Wednesday, May 2, 2012

A Place to Begin



“My strength returns to me with my cup of coffee and the reading of the psalms.”
        ~Dorothy Day

Last week, I took a break from the discussion - counting on Jenna and Mr. Pond to forgive me. Though I was in town all day, with somewhat regular internet access, I ended up not having the time, focus, or quiet necessary to write. This week I wrote up the discussion post under the patter of late April rain, on Thursday while my family slept. This late-night, thoughtful drafting of posts is a habit I hope to continue, especially if the discussion take the slight - but not too concrete turn I hope to inspire in later posts.  Jenna reminded me last week that our discussion is reaching it’s anniversary. I honestly never expected it to go on so long. We’ve covered a lot of ground in that year, and I’m looking forward to reading over our oldest posts, to remind myself exactly how much ground. I don’t want to become repetitive. This week I want to focus a bit on beginnings, on where the stories start.
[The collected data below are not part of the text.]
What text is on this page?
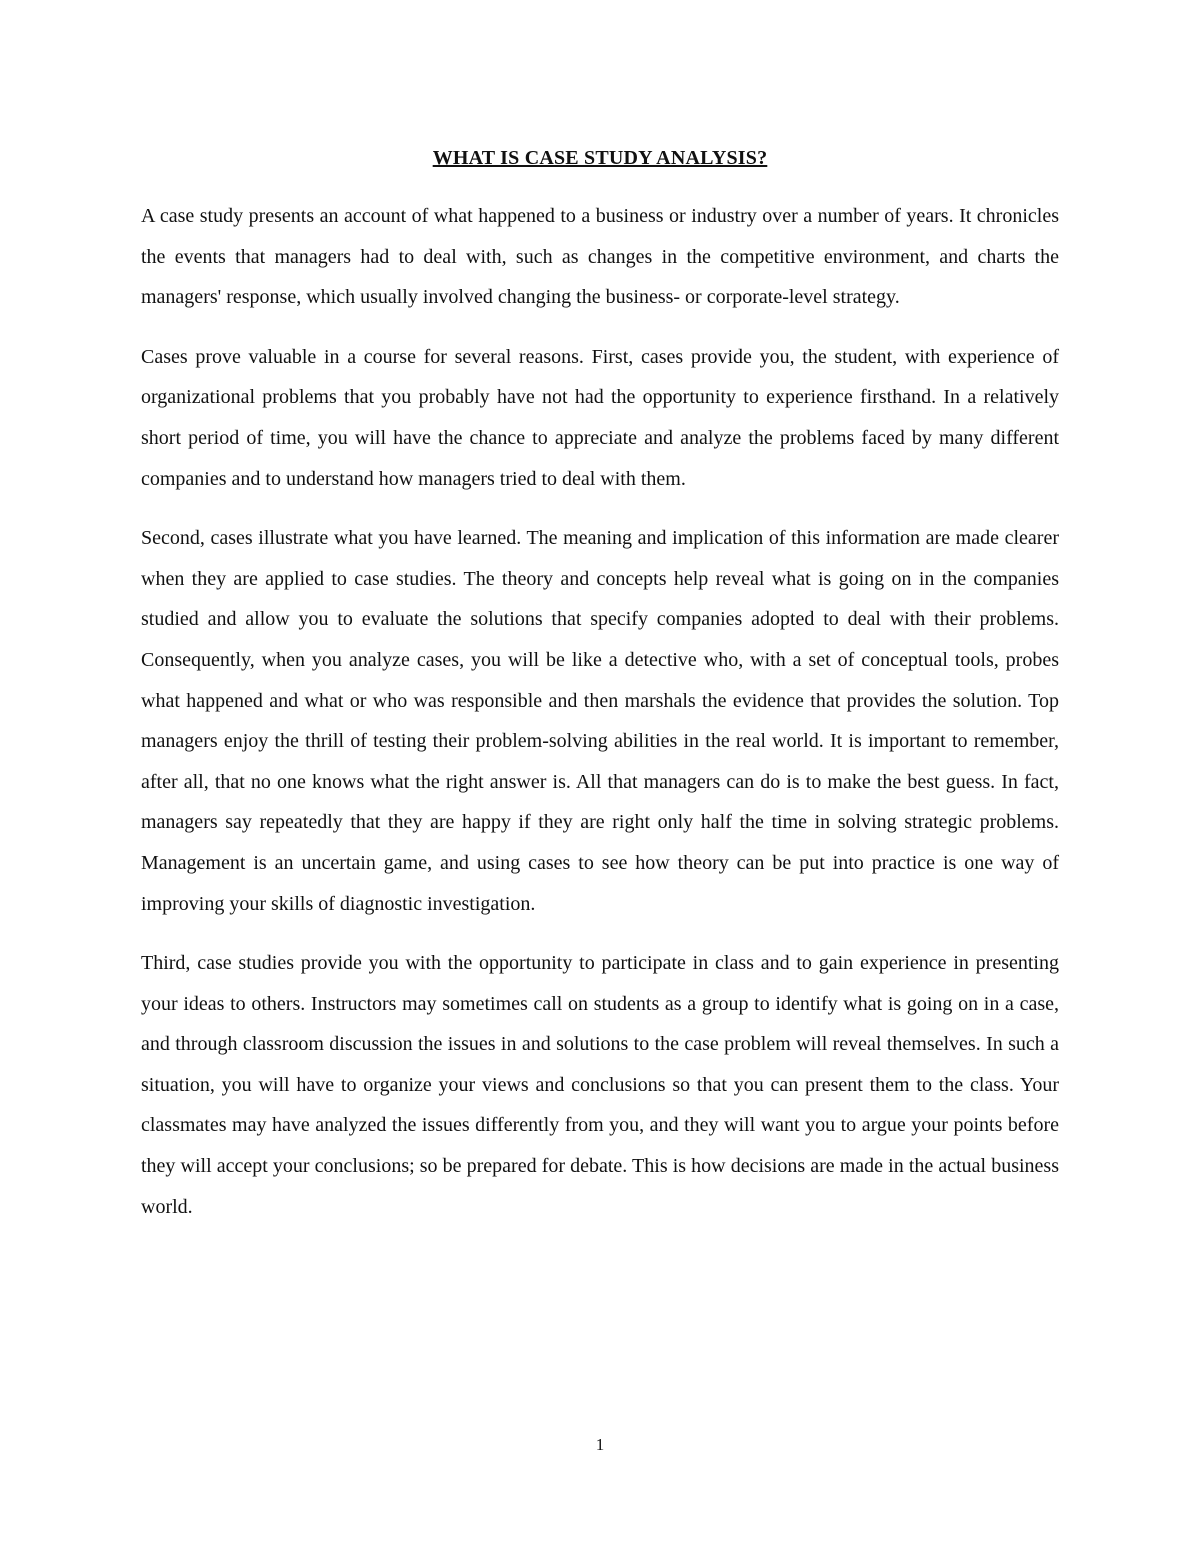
WHAT IS CASE STUDY ANALYSIS?

A case study presents an account of what happened to a business or industry over a number of years. It chronicles the events that managers had to deal with, such as changes in the competitive environment, and charts the managers' response, which usually involved changing the business- or corporate-level strategy.

Cases prove valuable in a course for several reasons. First, cases provide you, the student, with experience of organizational problems that you probably have not had the opportunity to experience firsthand. In a relatively short period of time, you will have the chance to appreciate and analyze the problems faced by many different companies and to understand how managers tried to deal with them.

Second, cases illustrate what you have learned. The meaning and implication of this information are made clearer when they are applied to case studies. The theory and concepts help reveal what is going on in the companies studied and allow you to evaluate the solutions that specify companies adopted to deal with their problems. Consequently, when you analyze cases, you will be like a detective who, with a set of conceptual tools, probes what happened and what or who was responsible and then marshals the evidence that provides the solution. Top managers enjoy the thrill of testing their problem-solving abilities in the real world. It is important to remember, after all, that no one knows what the right answer is. All that managers can do is to make the best guess. In fact, managers say repeatedly that they are happy if they are right only half the time in solving strategic problems. Management is an uncertain game, and using cases to see how theory can be put into practice is one way of improving your skills of diagnostic investigation.

Third, case studies provide you with the opportunity to participate in class and to gain experience in presenting your ideas to others. Instructors may sometimes call on students as a group to identify what is going on in a case, and through classroom discussion the issues in and solutions to the case problem will reveal themselves. In such a situation, you will have to organize your views and conclusions so that you can present them to the class. Your classmates may have analyzed the issues differently from you, and they will want you to argue your points before they will accept your conclusions; so be prepared for debate. This is how decisions are made in the actual business world.

1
“I feel as if this tree knows everything I ever think of when I sit here. When I come back to it I never have to remind it of anything; I begin just where I left off.”
          ~Willa Cather

The writing desk I share with my husband is a good place for ideas to grow. On it are attractive things to encourage the mind, usually not too many, though it can become a place for seed packets, bills, and liquor bottles to collect. It looks out over what will be the goat pasture and into the woods. The desk nurtures ideas, but I don’t go there for inspiration, the trees themselves inspire, and sometimes all it takes is a walk among the birches, watching them sway, hearing the small sounds of the woods and letting them grow. Stories come best for me out of doors, or driving, with no way to record them. I think it’s because in the woods I am almost alone with my own mind, almost. In the woods I’m in near silence but with feeling, the energy of life all around. Like driving alone in the car, out on the road with hundreds of others, also alone.
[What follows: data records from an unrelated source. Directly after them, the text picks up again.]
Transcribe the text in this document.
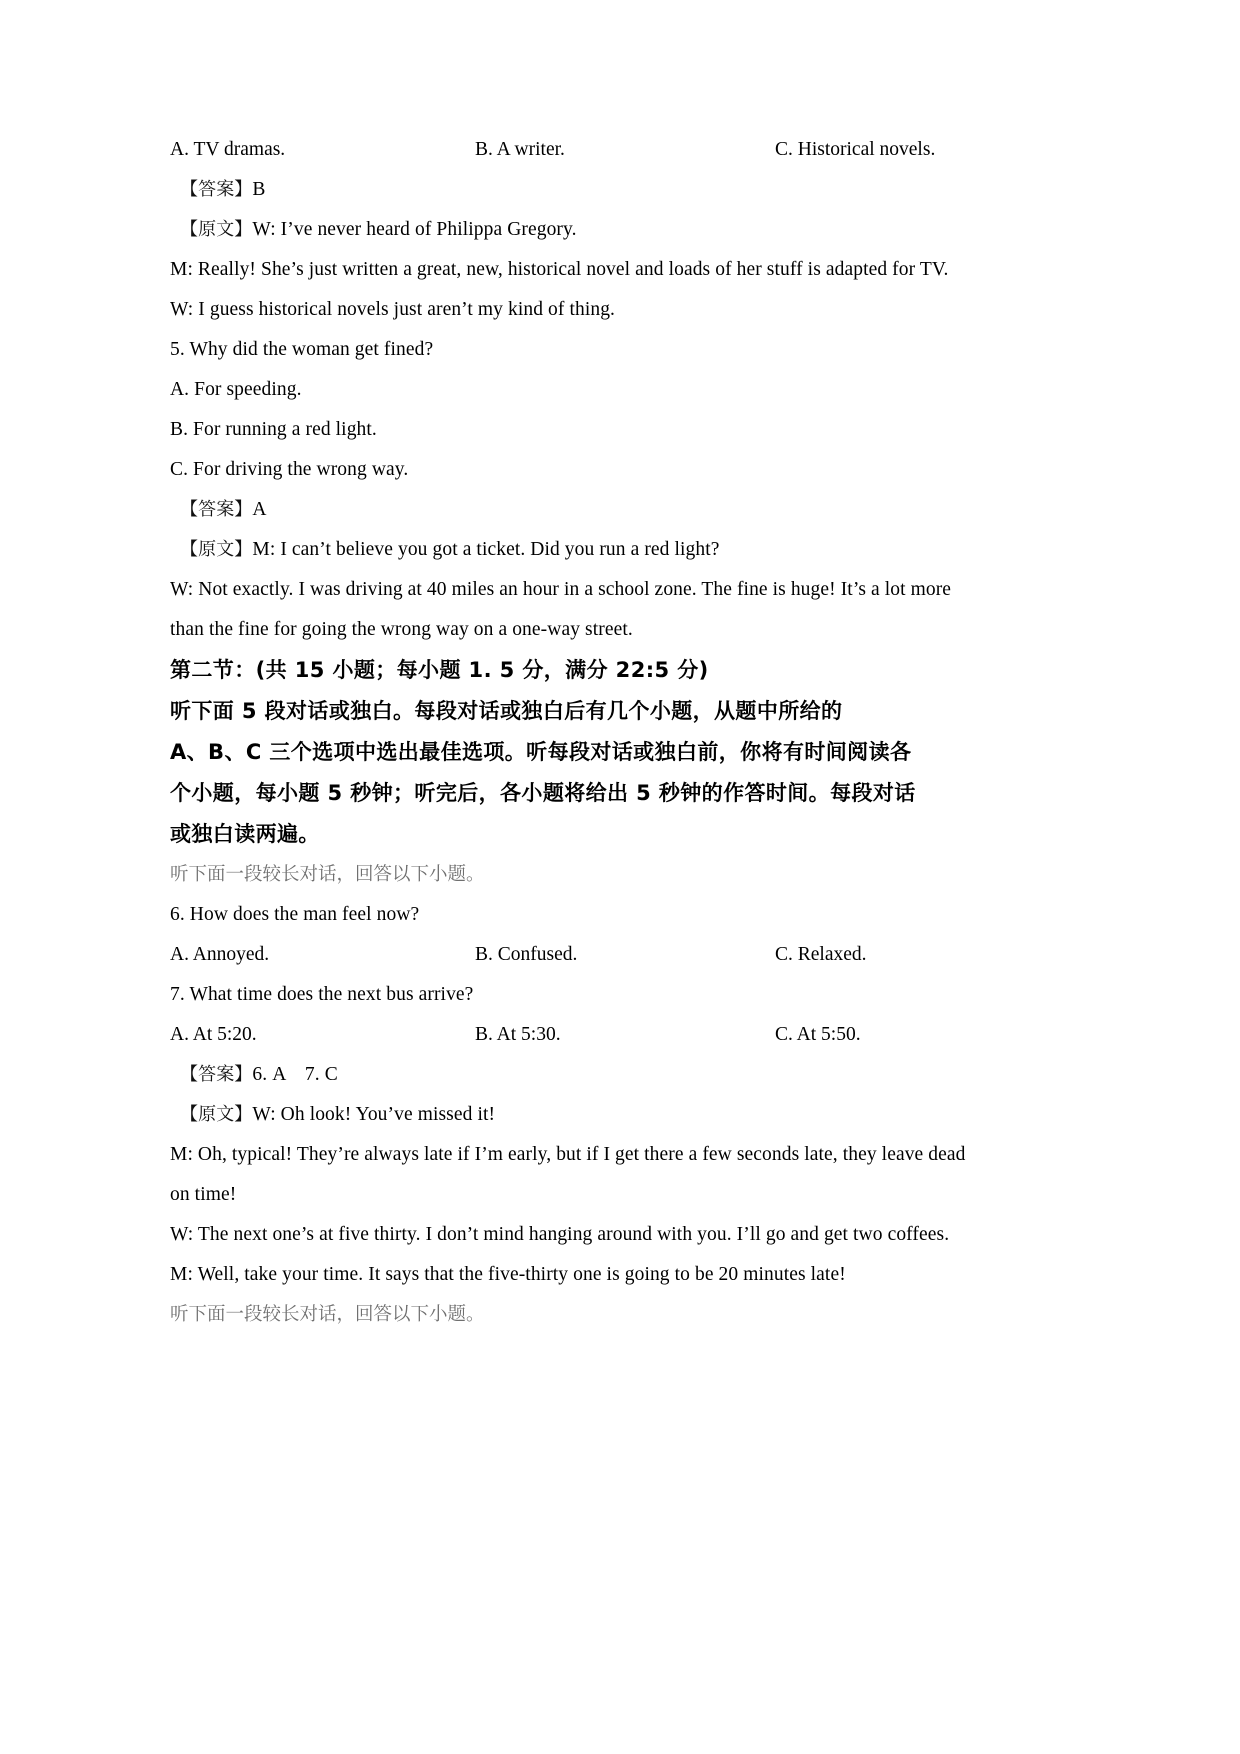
A. TV dramas.	B. A writer.	C. Historical novels.
【答案】B
【原文】W: I’ve never heard of Philippa Gregory.
M: Really! She’s just written a great, new, historical novel and loads of her stuff is adapted for TV.
W: I guess historical novels just aren’t my kind of thing.
5. Why did the woman get fined?
A. For speeding.
B. For running a red light.
C. For driving the wrong way.
【答案】A
【原文】M: I can’t believe you got a ticket. Did you run a red light?
W: Not exactly. I was driving at 40 miles an hour in a school zone. The fine is huge! It’s a lot more
than the fine for going the wrong way on a one-way street.
第二节：(共 15 小题；每小题 1. 5 分，满分 22:5 分)
听下面 5 段对话或独白。每段对话或独白后有几个小题，从题中所给的
A、B、C 三个选项中选出最佳选项。听每段对话或独白前，你将有时间阅读各
个小题，每小题 5 秒钟；听完后，各小题将给出 5 秒钟的作答时间。每段对话
或独白读两遍。
听下面一段较长对话，回答以下小题。
6. How does the man feel now?
A. Annoyed.	B. Confused.	C. Relaxed.
7. What time does the next bus arrive?
A. At 5:20.	B. At 5:30.	C. At 5:50.
【答案】6. A　7. C
【原文】W: Oh look! You’ve missed it!
M: Oh, typical! They’re always late if I’m early, but if I get there a few seconds late, they leave dead
on time!
W: The next one’s at five thirty. I don’t mind hanging around with you. I’ll go and get two coffees.
M: Well, take your time. It says that the five-thirty one is going to be 20 minutes late!
听下面一段较长对话，回答以下小题。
I think the stories start in places like these because they like to be welcomed, but hate to be called. They aren’t muses exactly, but they are something; mindless hauntings that hang around in the back of my mind, waiting for a moment when I can really see them again. Beginnings can be awkward times, I'd rather start in the middle, with the opening done, but with the potential for change. I begin writing in spurts, with no commitment. It's only after a careless while I can move to relationship, to begin to love my words.